Oxford Public Law Book Festival: Christopher McCrudden, "The Law and Practice of the Ireland-Northern Ireland Protocol" (CUP 2022)
The Oxford Public Law Book Festival is delighted to invite you to a discussion of a new book edited by Christopher McCrudden, 'The Law and Practice of the Ireland-Northern Ireland Protocol'. The event will bring together several public law experts who will discuss the argument and themes of the book. In order to obtain the Zoom link for this event, please send an email to publiclawoxford@gmail.com
About the Book
The Ireland-Northern Ireland Protocol, part of the Withdrawal Agreement concluded between the European Union and the United Kingdom, is intended to address the difficult and complex impact of Brexit on the island of Ireland, North and South, and between Ireland and Great Britain. It has become an exceptionally important, if controversial, part of the new architecture that governs the relationship between the UK and the EU more generally, covering issues that range from trade flows to free movement, from North-South Co-operation to the protection of human rights, from customs arrangements to democratic oversight by the Northern Ireland Assembly. This edited collection offers insights from a wide array of academic experts and practitioners in each of the various areas of legal practice that the Protocol affects, providing a comprehensive examination of the Protocol in all its legal dimensions, drawing on international law, European Union Law, and domestic constitutional and public law.
About the Editor
Christopher McCrudden is Professor of Human Rights and Equality Law at Queen’s University Belfast and William W Cook Global Law Professor at the University of Michigan Law School. Until 2011, he was Professor of Human Rights Law at the University of Oxford, and a Fellow of Lincoln College, Oxford. He studied law at Queen’s University Belfast, Yale University, and Oxford University. He holds a first law degree from Queen’s, an LL.M. degree from Yale, two doctorates from Oxford University (a D.Phil and a DCL), and an honorary LL.D. from Queen’s. From 2011 to 2014, he held a Major Research Fellowship from the Leverhulme Trust. In 2013-14 he was a Fellow at the Straus Institute at New York University Law School.

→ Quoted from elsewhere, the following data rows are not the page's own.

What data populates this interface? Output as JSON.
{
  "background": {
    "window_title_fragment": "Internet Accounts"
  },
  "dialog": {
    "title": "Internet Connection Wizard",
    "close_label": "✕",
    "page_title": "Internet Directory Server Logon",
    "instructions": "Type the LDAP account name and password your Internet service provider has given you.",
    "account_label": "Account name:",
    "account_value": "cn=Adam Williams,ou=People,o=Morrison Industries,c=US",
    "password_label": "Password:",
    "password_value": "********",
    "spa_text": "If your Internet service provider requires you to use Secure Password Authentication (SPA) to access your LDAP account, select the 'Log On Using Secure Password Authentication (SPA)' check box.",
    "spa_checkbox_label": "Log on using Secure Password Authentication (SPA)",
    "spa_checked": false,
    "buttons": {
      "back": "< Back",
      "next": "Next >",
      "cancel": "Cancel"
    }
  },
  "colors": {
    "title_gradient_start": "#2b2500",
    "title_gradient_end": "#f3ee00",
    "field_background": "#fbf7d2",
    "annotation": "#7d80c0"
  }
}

In 2014-15, he was a Fellow of the Wissenschaftskolleg zu Berlin, and is currently Chair of its Advisory Committee. He is a practicing Barrister at Blackstone Chambers in London, and has been called to both the Northern Ireland Bar and the Bar of England and Wales. His main research focus is on human rights law. Currently, his research deals with the foundational principles underpinning human rights practice. He was awarded the American Society of International Law’s prize for outstanding legal scholarship in 2008. Professor McCrudden is a Fellow of the British Academy and (from 2018) a Member of the Royal Irish Academy.
About the Discussants
Nick Barber joined the Oxford Law Faculty in 1998 as a Fixed Term Fellow at Brasenose, moving to a tenured Fellowship at Trinity College in 2000. He holds an MA from Oxford and the BCL, and is a non-practicing barrister and member of Middle Temple. In 2013 he was appointed University Lecturer in Constitutional Law and in 2017 he was appointed Professor of Constitutional Law and Theory. In 2012 and 2013 he was a visiting Professor at Renmin University, China. He has lectured extensively on constitutional law and theory in many countries. He has published many papers in these areas, and his book - The Constitutional State – was published in 2011, and has been widely reviewed. His second book, The Principles of Constitutionalism, was published by Oxford University Press in summer 2018. His most recent book, The United Kingdom Constitution: An Introduction was published in the Clarendon Law Series in late 2021. Both The American Jounral of Jurisprudence and The Jerusalem Review of Legal Studies have published collections of essays on his work. He was founder editor of the United Kingdom Constitutional Law Blog, and he was a co-author, with Jeff King and Tom Hickman, of the blog post that sparked the litigation in Miller, a post which first advanced the arguments eventually adopted by the High Court and Supreme Court. Alongside Richard Ekins, he is co-director of The Programme for the Foundations of Law and Constitutional Government. He is currently Associate Dean (Research).